Posted on: April 24, 2022

Category: Theology

Due to an overwhelming week, I have not had time to write a blog as I normally would for the Quest News. I thought in place I would offer a few notes on current events in my life and what I am thinking about. I hope they are of interest if not inspirational.

My uncle died recently, the husband of my mother’s sister. His death made me think of my father because my uncle and father were childhood friends. My father was a political animal. He started out his political story as a member of the Progressive Conservative Party of Canada; at the end of his life, he was a member of the New Democratic Party. It was an incredible political journey. My father suffered from dementia at the end of his life. The one conversation I wish I could have had with him concerned what made him move from one end of the political spectrum to the other. Unfortunately, that will always be a mystery to me; however, it is in some ways good news: my father’s political story is evidence that people can and do change.
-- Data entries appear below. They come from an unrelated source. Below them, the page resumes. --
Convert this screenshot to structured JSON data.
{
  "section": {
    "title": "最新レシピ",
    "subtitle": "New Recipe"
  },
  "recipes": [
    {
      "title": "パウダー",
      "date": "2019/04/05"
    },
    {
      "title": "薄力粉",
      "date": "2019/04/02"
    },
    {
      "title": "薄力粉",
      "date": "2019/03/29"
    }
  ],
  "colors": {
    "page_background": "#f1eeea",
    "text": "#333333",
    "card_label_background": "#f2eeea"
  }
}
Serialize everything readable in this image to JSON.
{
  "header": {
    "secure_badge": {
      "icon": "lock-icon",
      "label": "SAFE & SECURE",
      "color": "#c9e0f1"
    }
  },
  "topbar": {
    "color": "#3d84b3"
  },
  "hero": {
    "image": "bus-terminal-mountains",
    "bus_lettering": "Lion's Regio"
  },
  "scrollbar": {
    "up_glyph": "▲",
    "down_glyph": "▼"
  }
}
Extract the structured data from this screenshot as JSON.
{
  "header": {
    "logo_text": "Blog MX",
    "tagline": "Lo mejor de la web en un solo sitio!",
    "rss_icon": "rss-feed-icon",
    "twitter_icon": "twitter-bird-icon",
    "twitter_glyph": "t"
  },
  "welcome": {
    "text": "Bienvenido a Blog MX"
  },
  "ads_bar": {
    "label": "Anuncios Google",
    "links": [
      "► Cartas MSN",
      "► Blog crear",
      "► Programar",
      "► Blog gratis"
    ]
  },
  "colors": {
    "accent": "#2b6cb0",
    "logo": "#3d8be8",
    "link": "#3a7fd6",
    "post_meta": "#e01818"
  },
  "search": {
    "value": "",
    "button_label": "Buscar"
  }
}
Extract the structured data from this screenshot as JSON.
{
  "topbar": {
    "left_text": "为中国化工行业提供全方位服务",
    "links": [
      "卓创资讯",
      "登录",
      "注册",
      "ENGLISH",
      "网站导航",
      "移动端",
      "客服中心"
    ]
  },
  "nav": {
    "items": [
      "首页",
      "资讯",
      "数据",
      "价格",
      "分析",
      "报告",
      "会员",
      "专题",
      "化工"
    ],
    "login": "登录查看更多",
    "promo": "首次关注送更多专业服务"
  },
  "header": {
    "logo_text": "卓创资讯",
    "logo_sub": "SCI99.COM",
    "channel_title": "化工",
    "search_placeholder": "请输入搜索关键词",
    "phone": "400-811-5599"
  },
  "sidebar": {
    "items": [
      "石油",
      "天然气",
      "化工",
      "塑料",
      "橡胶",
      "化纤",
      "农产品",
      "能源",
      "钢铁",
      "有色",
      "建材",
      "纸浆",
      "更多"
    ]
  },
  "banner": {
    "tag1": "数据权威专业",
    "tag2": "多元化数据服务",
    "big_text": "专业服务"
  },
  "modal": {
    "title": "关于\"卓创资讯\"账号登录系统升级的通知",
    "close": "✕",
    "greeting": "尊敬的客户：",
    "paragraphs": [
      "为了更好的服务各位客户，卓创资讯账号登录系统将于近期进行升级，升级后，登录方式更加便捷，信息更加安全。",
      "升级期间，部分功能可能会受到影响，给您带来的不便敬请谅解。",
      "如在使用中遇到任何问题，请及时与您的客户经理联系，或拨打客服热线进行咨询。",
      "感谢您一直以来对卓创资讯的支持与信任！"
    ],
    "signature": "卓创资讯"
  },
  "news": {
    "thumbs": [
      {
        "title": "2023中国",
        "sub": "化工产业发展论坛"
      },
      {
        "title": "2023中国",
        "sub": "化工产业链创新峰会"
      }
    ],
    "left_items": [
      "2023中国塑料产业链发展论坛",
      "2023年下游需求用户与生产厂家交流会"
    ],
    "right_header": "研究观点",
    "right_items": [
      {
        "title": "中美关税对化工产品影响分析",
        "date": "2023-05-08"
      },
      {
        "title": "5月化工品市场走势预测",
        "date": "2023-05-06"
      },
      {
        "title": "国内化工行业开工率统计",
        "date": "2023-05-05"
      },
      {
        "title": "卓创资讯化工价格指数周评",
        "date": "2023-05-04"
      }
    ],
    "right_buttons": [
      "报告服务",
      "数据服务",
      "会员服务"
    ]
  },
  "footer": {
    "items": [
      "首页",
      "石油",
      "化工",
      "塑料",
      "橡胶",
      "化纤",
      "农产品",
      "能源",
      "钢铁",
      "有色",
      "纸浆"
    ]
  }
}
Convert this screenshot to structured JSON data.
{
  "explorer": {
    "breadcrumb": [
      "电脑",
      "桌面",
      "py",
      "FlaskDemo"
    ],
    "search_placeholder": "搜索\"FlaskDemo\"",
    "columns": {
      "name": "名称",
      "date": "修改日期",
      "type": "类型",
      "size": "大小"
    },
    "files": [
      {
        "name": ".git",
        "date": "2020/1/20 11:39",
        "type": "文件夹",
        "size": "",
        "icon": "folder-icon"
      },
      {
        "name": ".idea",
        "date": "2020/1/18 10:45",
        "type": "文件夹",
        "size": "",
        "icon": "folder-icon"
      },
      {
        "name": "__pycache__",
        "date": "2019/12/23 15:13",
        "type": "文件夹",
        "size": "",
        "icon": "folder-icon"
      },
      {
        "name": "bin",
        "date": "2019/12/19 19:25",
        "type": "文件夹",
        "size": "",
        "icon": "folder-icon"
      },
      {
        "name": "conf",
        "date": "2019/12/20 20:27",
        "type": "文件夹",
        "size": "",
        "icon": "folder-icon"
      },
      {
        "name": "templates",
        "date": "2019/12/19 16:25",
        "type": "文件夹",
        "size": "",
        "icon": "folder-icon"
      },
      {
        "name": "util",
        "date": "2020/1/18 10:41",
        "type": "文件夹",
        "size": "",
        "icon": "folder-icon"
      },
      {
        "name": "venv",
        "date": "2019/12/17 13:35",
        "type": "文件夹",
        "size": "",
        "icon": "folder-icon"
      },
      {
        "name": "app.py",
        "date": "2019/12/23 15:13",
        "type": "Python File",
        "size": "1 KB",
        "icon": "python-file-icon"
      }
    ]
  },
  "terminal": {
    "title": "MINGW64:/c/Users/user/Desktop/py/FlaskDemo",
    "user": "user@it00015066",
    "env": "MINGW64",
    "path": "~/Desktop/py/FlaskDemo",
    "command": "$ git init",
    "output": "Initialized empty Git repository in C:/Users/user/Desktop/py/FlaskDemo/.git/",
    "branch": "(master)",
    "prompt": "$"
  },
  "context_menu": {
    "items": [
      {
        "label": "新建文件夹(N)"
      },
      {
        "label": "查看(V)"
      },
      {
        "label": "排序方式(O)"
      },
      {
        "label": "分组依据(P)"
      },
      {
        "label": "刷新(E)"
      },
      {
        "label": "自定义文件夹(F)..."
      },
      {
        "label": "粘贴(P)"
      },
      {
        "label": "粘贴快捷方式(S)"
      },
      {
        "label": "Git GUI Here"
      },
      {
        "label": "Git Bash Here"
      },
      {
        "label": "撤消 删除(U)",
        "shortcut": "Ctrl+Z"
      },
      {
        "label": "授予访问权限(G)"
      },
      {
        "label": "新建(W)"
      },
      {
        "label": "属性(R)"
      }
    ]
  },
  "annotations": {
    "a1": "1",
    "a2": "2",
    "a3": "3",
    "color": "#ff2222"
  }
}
It is change in theology and theologians that concerns me most these days. It used to be that a theologian’s job was to explain theology, but since there is so much in theology that is no longer credible, the job description has changed. Like the question that I never got to ask my father, there is a mystery in this change, a set of questions with unknown answers.

One question concerns the future of theology. Since it is no longer about explaining God, what do we do with several God-items that have been left behind like sin, providence, and evil? In various attempts to reinterpret these traditional problems, theologians in the twentieth century avoided the need to change. This avoidance has become impossible in the twenty-first century where the traditional industrial economy has become less and less sustainable. There is an emerging economy yet unknown, but it will arrive because finding a way to survive is something human beings are good at. The theological question is, can religion change too, and can it survive? At its worst, religion pulls us back to the pre-industrial age where it remains a threat to our common humanity. Where can theology go? I don’t know the answer to that question, at least not yet.

Another question I can’t answer is will theologians let the traditional God die? Even when we say that we do not believe in a God upstairs, we often still believe in control, in privilege, and in power. Our God images may not as often be upstairs images, but they often remain imperial images, nevertheless. It is interesting that for Jesus God does not control anything. To Jesus, the rain falls on the just and the unjust, and the sun shines on the righteous and unrighteous. The God of Jesus is the same God found in the book of Ecclesiastes, someone indifferent to the particularities of our personal lives. This indifferent God, though, is a plus because only out of this spirit is it possible to surmount our personal hatreds and love our enemies. You have to get over yourself to love your enemy, and you have to get over yourself to “be compassionate as God is compassionate.” These two lessons found in Jesus sayings are similar to Buddhist teachings about detachment. Both lessons are about getting over yourself. Can theology get over itself? Can it let its traditional God die and can it change?

I have seen people change in their lives, sometimes dramatically, and when I think of my own life, I have managed a few changes myself. I fear that theology, and with it, the church, can’t manage change. For some reason, for an institution, change is too risky. Change can put an institution out of business. Yet, theology is the business where risk is faith. In theology, going out of business could be an act of faith if it genuinely follows from taking a sincere and thoughtful risk.

People often want the church to change, and even implore the church to change, but as an institution, it will take its time so long as it continues to sustain itself. This gives me the radical idea that perhaps the best future for the church involves people leaving it. Institutions are difficult to change, but do change, sometimes dramatically, when it is clear there are no more customers. Religious faith is not about being a customer, but it is about finding a home. Sometimes finding a home involves leaving home so that home can be recreated.